The Spartan Race Trifecta is Friday, Saturday, and Sunday and covers 28.6 miles with 75 obstacles. Mike and another 66-year old were the oldest competitors to complete all three days.

“I was probably 100 yards from the finish line in the last race, but I had to do some burpees as a penalty because I couldn't complete the last obstacle,” Gearhart said. “And this young guy comes up to me, maybe in his 30s, and says ‘Man, you are one bad a—. I’m really inspired’.

“I kind of choked up and said ‘thank you’."

What Mike has accomplished is not out of reach for the rest of us. It is true that Mike started lifting weights every day when he was 60 with his younger brother, Brian, but he did not immediately supersize his workouts and try and recreate his younger self all at once. 

To train for this Spartan Race, he started running a half mile and it felt exhausting. But he followed the 10% rule, which is to do what you can for a week and be happy about it, then come back the next week and try and do 10% more. Mike did not crack down on Mike and demand 20% or 30% from himself week to week. He stuck with the 10% rule and built himself into a better athlete with care.
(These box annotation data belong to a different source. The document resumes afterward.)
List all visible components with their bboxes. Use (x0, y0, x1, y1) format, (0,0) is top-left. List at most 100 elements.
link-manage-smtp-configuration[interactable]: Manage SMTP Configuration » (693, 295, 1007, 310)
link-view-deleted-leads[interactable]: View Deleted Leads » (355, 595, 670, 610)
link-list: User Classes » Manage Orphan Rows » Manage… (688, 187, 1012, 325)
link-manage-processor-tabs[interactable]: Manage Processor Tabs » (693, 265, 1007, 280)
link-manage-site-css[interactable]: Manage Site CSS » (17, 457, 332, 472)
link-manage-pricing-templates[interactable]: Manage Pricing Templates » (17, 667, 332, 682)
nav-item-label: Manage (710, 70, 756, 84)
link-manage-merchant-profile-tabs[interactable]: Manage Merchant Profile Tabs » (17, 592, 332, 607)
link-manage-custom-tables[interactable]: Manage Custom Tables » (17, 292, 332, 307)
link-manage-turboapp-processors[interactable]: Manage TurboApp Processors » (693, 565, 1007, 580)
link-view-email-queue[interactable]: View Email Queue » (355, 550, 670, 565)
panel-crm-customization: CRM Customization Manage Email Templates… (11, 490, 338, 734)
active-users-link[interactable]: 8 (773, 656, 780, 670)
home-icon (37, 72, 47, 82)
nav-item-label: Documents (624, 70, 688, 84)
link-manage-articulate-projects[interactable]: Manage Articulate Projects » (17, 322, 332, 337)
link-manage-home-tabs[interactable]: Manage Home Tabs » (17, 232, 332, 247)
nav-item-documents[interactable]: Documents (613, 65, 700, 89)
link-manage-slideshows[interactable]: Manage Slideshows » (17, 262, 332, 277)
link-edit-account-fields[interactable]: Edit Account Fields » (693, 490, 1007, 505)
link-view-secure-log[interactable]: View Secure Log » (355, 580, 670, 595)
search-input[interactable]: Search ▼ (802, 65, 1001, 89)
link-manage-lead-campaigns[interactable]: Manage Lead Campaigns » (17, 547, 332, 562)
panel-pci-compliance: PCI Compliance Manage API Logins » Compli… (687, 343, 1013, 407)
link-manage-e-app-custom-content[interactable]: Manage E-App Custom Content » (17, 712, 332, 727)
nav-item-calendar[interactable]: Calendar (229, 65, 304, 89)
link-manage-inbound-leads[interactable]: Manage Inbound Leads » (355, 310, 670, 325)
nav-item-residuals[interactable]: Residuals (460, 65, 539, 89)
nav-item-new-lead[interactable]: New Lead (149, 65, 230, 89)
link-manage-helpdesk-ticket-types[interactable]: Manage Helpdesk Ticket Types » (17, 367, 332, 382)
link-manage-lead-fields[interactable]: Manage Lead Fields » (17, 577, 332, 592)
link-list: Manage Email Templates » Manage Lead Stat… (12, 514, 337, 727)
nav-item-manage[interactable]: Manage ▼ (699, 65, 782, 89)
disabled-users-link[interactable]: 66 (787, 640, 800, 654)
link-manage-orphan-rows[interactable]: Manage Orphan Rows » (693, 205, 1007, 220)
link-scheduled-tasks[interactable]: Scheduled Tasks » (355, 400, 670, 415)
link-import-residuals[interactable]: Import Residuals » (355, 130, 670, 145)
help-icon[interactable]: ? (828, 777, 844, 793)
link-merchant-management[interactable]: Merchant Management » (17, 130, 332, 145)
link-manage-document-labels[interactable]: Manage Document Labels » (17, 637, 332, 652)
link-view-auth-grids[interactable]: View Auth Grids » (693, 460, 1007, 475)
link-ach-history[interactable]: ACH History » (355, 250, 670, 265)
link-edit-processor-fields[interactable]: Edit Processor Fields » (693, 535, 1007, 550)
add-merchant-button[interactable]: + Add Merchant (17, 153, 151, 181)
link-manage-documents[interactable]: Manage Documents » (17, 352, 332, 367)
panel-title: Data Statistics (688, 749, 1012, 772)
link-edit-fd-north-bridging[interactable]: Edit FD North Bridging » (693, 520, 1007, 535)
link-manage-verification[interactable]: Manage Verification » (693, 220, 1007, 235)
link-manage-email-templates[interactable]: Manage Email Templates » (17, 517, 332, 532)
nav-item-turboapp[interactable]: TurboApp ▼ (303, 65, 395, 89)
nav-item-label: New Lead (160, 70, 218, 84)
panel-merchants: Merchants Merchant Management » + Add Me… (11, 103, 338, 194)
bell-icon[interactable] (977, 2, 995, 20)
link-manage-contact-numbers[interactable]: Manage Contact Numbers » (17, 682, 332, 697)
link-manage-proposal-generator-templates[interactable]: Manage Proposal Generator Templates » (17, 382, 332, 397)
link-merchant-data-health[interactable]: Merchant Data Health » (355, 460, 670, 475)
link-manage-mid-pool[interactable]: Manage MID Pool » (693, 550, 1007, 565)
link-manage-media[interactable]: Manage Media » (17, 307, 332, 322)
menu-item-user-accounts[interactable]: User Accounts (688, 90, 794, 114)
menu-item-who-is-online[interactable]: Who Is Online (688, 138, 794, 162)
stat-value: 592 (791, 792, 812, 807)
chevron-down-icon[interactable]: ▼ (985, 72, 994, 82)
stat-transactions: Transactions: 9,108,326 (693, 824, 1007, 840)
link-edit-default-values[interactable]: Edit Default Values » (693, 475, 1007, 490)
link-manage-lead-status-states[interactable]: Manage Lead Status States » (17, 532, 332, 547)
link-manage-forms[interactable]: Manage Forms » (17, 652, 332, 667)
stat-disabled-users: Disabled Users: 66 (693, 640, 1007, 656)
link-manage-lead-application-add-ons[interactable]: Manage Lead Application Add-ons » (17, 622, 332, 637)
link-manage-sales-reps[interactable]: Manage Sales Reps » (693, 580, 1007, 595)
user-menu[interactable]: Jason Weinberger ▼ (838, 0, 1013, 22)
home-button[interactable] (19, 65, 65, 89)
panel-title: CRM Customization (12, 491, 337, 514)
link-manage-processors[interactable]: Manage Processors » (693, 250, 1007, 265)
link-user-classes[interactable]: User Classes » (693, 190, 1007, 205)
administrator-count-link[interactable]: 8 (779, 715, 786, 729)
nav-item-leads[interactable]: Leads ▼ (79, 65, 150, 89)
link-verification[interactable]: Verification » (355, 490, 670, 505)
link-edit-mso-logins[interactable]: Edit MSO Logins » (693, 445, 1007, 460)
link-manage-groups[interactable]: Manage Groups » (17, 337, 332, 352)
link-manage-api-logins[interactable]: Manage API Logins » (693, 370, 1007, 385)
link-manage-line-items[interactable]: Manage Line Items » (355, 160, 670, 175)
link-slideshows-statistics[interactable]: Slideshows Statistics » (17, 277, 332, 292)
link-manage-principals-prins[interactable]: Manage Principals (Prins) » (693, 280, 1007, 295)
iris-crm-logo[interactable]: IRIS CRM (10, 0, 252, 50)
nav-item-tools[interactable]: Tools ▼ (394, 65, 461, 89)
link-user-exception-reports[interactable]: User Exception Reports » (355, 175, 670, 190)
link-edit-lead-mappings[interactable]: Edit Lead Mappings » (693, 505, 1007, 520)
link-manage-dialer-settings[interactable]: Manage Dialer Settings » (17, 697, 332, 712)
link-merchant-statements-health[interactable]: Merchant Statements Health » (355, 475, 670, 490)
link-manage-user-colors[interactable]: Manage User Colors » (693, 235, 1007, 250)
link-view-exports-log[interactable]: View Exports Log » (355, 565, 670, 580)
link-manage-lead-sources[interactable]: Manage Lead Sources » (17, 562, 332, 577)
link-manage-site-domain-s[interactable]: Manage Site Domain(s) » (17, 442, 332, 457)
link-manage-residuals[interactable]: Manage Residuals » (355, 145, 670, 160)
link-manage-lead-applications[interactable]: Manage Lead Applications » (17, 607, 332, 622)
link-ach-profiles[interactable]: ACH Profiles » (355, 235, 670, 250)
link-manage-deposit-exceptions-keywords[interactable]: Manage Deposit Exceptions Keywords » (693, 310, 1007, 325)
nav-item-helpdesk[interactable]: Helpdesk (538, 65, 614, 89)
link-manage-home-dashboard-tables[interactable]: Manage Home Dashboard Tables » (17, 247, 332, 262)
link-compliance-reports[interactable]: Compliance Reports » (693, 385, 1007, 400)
“I find that by doing that, I don't hurt myself, which is one of the things I'm very conscious about,” Gearhart said. “I have to train in a way that does not hurt me because I want to sustain my health. And so if I don't hurt myself, I don't discourage myself.”

It’s the opposite of the ancient Spartan bromide from mother to son before Thermopylae, the battle that made the Spartans famous:

“Come back with your shield, or on it.”

Mike was not going to die trying to be a Spartan.

Gearhart’s story should resonate on many levels, but particularly about the pain medicine that is exercise. He is old enough to have infirmities—a chronically sore back, and sore knees—but the pain has dissipated with workouts, he said.

“I took a break a couple of years ago, and I focused on studying for a while and my pains were starting to come back,” Mike said. “And once I started working out, they went away again.”

Gearhart has pictures of he and his wife on a hike wearing knee braces six or seven years ago.

“I realized my leg wasn't strong enough,” he said. “So after strengthening my leg, I haven't worn a knee brace.”

Quite literally, Gearhart is throwing away the crutches of age. “Too old” was tossed in a ditch with the help of youngsters in Sparta and their salutes for the graybeard Mike.

The kids were rightly impressed. How cool was it for them to see a man, who could have been their father, crawling under barbed wire for 60 yards, or dragging a weighted sled 50 yards, or—for goodness sakes—doing burpees?

Mike’s North Star is his faith and he called on it on Day 3 with eight miles to go. His legs felt like the logs he had to lug in parts of the Trifecta. But his resolve got supercharged because his faith told him he was there for a purpose. Mike finished and flew home to San Diego with another epic win and renewed purpose.

Gearhart got some looks from people in Greece who were fearful for his health, him being a Geezer, and all. He could shrug it off, which is what people on top of the world can do.

Mike Gearhart, 66, crawling under barb wire in Greece last week.

Who else can smile like this carrying a log in a race?

 

Mike on the move in The Spartan Race.

Mike Gearhart makes the climb over one of 75 obstacles he faced in three days.


4 Responses

Phil Shipp
Phil Shipp

November 26, 2022

This sounds like the ultimate test of strength and endurance and even agility. Even greater than the triathlon.

James Malin
James Malin

November 20, 2022

I am humbled and ridiculously impressed. I sometimes think I’m the only one who works hard for my age (I’m 71), then I see these stories, reminding me to continue to “step up” . This guy is quite a guy!

Doris Beresford
Doris Beresford

November 19, 2022

My brother Mike is a spiritual man he walks with great faith for himself and others. From San Diego Mike had many praying daily for his health and accomplishments. A man that is truly loved by many, we are so proud “Go Spartan”

Vanessa
Vanessa

November 19, 2022

My role model!! My hero!!! My brother!!!